Since the court-ordered breakup of AT&T in 1984, a lot has changed, regardless of whether you think Judge Greene made a wise decision or a foolish one. And independent of the great divestiture, wireless service has pressed new wrinkles into things.
But some things haven’t changed: the phone companies, however many and whatever their services, want to maximize their income from services... not always having the best interests of their customers in mind in the process, as Randall Stross points out in this New York Times column:
Text messaging is a wonderful business to be in: about 2.5 trillion messages will have been sent from cellphones worldwide this year. The public assumes that the wireless carriers’ costs are far higher than they actually are, and profit margins are concealed by a heavy curtain.
The thing that’s insidious here is that the carriers are actually raising the price of text messaging in order to get people to use more text messaging, paradoxical though that might seem. By hiking the prices of individual messages, they’re pushing people toward the packages — packages that include some number of text messages in the base price, or packages that cover unlimited text messages.
If you’re paying 10 cents a message, you can send five messages a day for about 15 bucks a month. But you don’t, because you’re aware of the cost of each message. At 20 cents a message, the cost is enough that they can draw you to an “unlimited text message plan” for, say, 20 bucks a month. They make more money. Maybe you send more text messages than before, maybe you don’t... but here’s the trick: it doesn’t matter. Their cost for letting you send five messages a day, or ten, or fifty, is minuscule, particularly when compared with the extra money they’ve made by selling you the unlimited-message plan.
And, of course, if you don’t take the up-sale, they get to charge you 20 cents a message or more... including charging you for messages that your friends (with unlimited text plans) send to you (which you probably answer, at 20 cents per reply).
Of course, this stuff has been going on for ages with other services — it was a factor in the lawsuit that led to the 1984 divestiture. The phone companies have always been slow to take what improved technology saves them and pass it on to their customers. Expensive switching and other limited resources made “long distance” more costly than “local” or “regional” calling. Yet long after improvements in the infrastructure wiped out those differences, we were still paying premium per-minute rates to call 100 miles away into the next state, simply because they could charge us — we were used to it. Eventually, unlimited-calling plans took over.
Similarly, we paid extra monthly fees for Touch-Tone (DTMF) service, long after it was no more expensive for them to provide than pulse dialing. It was only when they wanted to get people off of dial service that they abolished the extra fee.
We might say that it’s a free-market system, and they can charge what the market will bear. But it’s unethical to take advantage of consumer ignorance and limited-provider status to overcharge for services. Caveat emptor fails when the emptor has little choice and less information on which to base it.
So, three cheers for Senator Kohl, for his wanting to look under the hood and get some details about the engine, here. If some scrutiny and oversight can get the pricing corrected, we might see as a secondary result new text-messaging services that can make up the lost income to the carriers and add value to the consumers.
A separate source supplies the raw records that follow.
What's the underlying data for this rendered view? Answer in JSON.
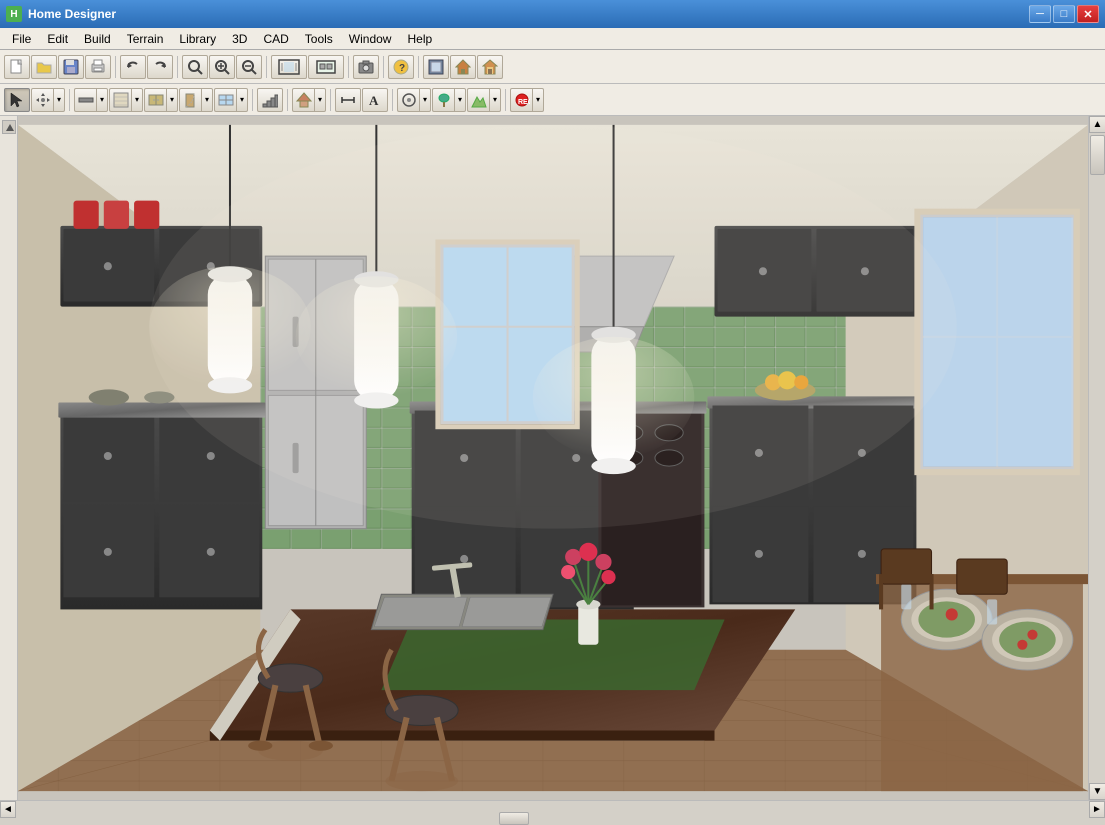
{
  "app": {
    "title": "Home Designer",
    "icon_label": "H"
  },
  "titlebar": {
    "minimize_label": "─",
    "maximize_label": "□",
    "close_label": "✕",
    "win_controls_minimize": "─",
    "win_controls_maximize": "□",
    "win_controls_close": "✕"
  },
  "menubar": {
    "items": [
      {
        "id": "file",
        "label": "File"
      },
      {
        "id": "edit",
        "label": "Edit"
      },
      {
        "id": "build",
        "label": "Build"
      },
      {
        "id": "terrain",
        "label": "Terrain"
      },
      {
        "id": "library",
        "label": "Library"
      },
      {
        "id": "3d",
        "label": "3D"
      },
      {
        "id": "cad",
        "label": "CAD"
      },
      {
        "id": "tools",
        "label": "Tools"
      },
      {
        "id": "window",
        "label": "Window"
      },
      {
        "id": "help",
        "label": "Help"
      }
    ]
  },
  "toolbar1": {
    "buttons": [
      {
        "id": "new",
        "icon": "📄",
        "tooltip": "New"
      },
      {
        "id": "open",
        "icon": "📂",
        "tooltip": "Open"
      },
      {
        "id": "save",
        "icon": "💾",
        "tooltip": "Save"
      },
      {
        "id": "print",
        "icon": "🖨",
        "tooltip": "Print"
      },
      {
        "id": "undo",
        "icon": "↩",
        "tooltip": "Undo"
      },
      {
        "id": "redo",
        "icon": "↪",
        "tooltip": "Redo"
      },
      {
        "id": "zoom-in-glass",
        "icon": "🔍",
        "tooltip": "Zoom In"
      },
      {
        "id": "zoom-in",
        "icon": "⊕",
        "tooltip": "Zoom In Fixed"
      },
      {
        "id": "zoom-out",
        "icon": "⊖",
        "tooltip": "Zoom Out Fixed"
      },
      {
        "id": "fill-window",
        "icon": "⤢",
        "tooltip": "Fill Window"
      },
      {
        "id": "plan-view",
        "icon": "⊞",
        "tooltip": "Plan View"
      },
      {
        "id": "camera",
        "icon": "📷",
        "tooltip": "Camera"
      },
      {
        "id": "question",
        "icon": "?",
        "tooltip": "Help"
      },
      {
        "id": "wall-height",
        "icon": "⬛",
        "tooltip": "Wall Height"
      },
      {
        "id": "exterior",
        "icon": "🏠",
        "tooltip": "Exterior"
      },
      {
        "id": "interior",
        "icon": "🏡",
        "tooltip": "Interior"
      }
    ]
  },
  "toolbar2": {
    "buttons": [
      {
        "id": "select",
        "icon": "↖",
        "tooltip": "Select Objects"
      },
      {
        "id": "pan",
        "icon": "✋",
        "tooltip": "Pan"
      },
      {
        "id": "wall",
        "icon": "⊢",
        "tooltip": "Draw Wall"
      },
      {
        "id": "floor",
        "icon": "▦",
        "tooltip": "Floor"
      },
      {
        "id": "cabinet",
        "icon": "▬",
        "tooltip": "Cabinet"
      },
      {
        "id": "door",
        "icon": "▭",
        "tooltip": "Door"
      },
      {
        "id": "window-tool",
        "icon": "⬜",
        "tooltip": "Window"
      },
      {
        "id": "stairs",
        "icon": "≡",
        "tooltip": "Stairs"
      },
      {
        "id": "roof",
        "icon": "⌂",
        "tooltip": "Roof"
      },
      {
        "id": "dimension",
        "icon": "↔",
        "tooltip": "Dimension"
      },
      {
        "id": "text-tool",
        "icon": "T",
        "tooltip": "Text"
      },
      {
        "id": "object",
        "icon": "◎",
        "tooltip": "Object"
      },
      {
        "id": "plant",
        "icon": "🌿",
        "tooltip": "Plant"
      },
      {
        "id": "terrain-tool",
        "icon": "🏔",
        "tooltip": "Terrain"
      },
      {
        "id": "record",
        "icon": "⏺",
        "tooltip": "Record"
      }
    ]
  },
  "scene": {
    "description": "3D kitchen interior view with dark cabinets, green tile backsplash, hardwood floors, pendant lights, and kitchen island"
  },
  "statusbar": {
    "left_arrow": "◄",
    "right_arrow": "►",
    "up_arrow": "▲",
    "down_arrow": "▼"
  }
}
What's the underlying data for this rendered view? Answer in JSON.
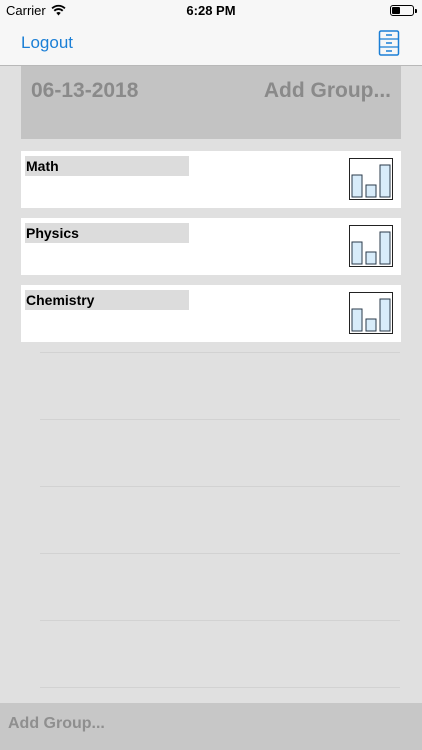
{
  "status_bar": {
    "carrier": "Carrier",
    "time": "6:28 PM"
  },
  "nav": {
    "logout_label": "Logout",
    "right_icon": "file-cabinet-icon"
  },
  "header": {
    "date": "06-13-2018",
    "add_group_label": "Add Group..."
  },
  "groups": [
    {
      "name": "Math",
      "icon": "bar-chart-icon"
    },
    {
      "name": "Physics",
      "icon": "bar-chart-icon"
    },
    {
      "name": "Chemistry",
      "icon": "bar-chart-icon"
    }
  ],
  "bottom_bar": {
    "add_group_label": "Add Group..."
  },
  "colors": {
    "accent": "#1b7fd6",
    "background": "#e0e0e0",
    "header_bg": "#c3c3c3",
    "chart_fill": "#d8ecfa"
  }
}
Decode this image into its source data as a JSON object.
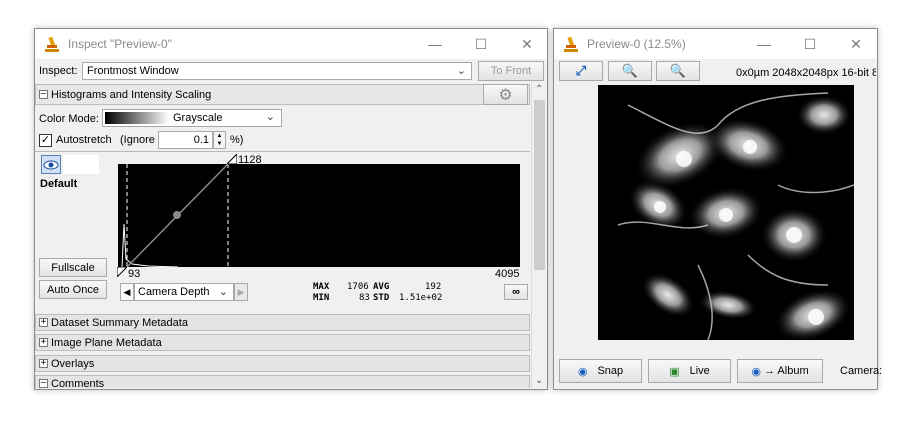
{
  "inspect": {
    "title": "Inspect \"Preview-0\"",
    "inspect_label": "Inspect:",
    "inspect_value": "Frontmost Window",
    "to_front": "To Front",
    "hist_section": "Histograms and Intensity Scaling",
    "color_mode_label": "Color Mode:",
    "color_mode_value": "Grayscale",
    "autostretch_label": "Autostretch",
    "ignore_label": "(Ignore",
    "ignore_value": "0.1",
    "percent_label": "%)",
    "default_label": "Default",
    "fullscale": "Fullscale",
    "auto_once": "Auto Once",
    "max_value": "1128",
    "min_value": "93",
    "axis_max": "4095",
    "camera_depth": "Camera Depth",
    "stats": {
      "max_label": "MAX",
      "max": "1706",
      "min_label": "MIN",
      "min": "83",
      "avg_label": "AVG",
      "avg": "192",
      "std_label": "STD",
      "std": "1.51e+02"
    },
    "sections": [
      "Dataset Summary Metadata",
      "Image Plane Metadata",
      "Overlays",
      "Comments"
    ]
  },
  "preview": {
    "title": "Preview-0 (12.5%)",
    "info": "0x0µm  2048x2048px  16-bit 8",
    "snap": "Snap",
    "live": "Live",
    "album": "→ Album",
    "camera": "Camera:"
  }
}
 For those too young: In the Old Days, before automated switching, “direct dialing”, which we take for granted now, wasn’t available. When one picked up a telephone, one got an “operator”, a woman (always a woman, back then), who would connect one’s call, physically moving plugs on a switchboard to do local routing and to set up downstream switching. Even when mechanically automated switching was common, operators were still there to assist with calls, to handle “long distance” connections, and to provide information and directory assistance. With the advent of electronic, computer-controlled switching, operators were needed less and less over time, and now even the directory assistance functions have been automated — and everything else has been replaced by the menu-driven (and often off-shored) “customer service” departments.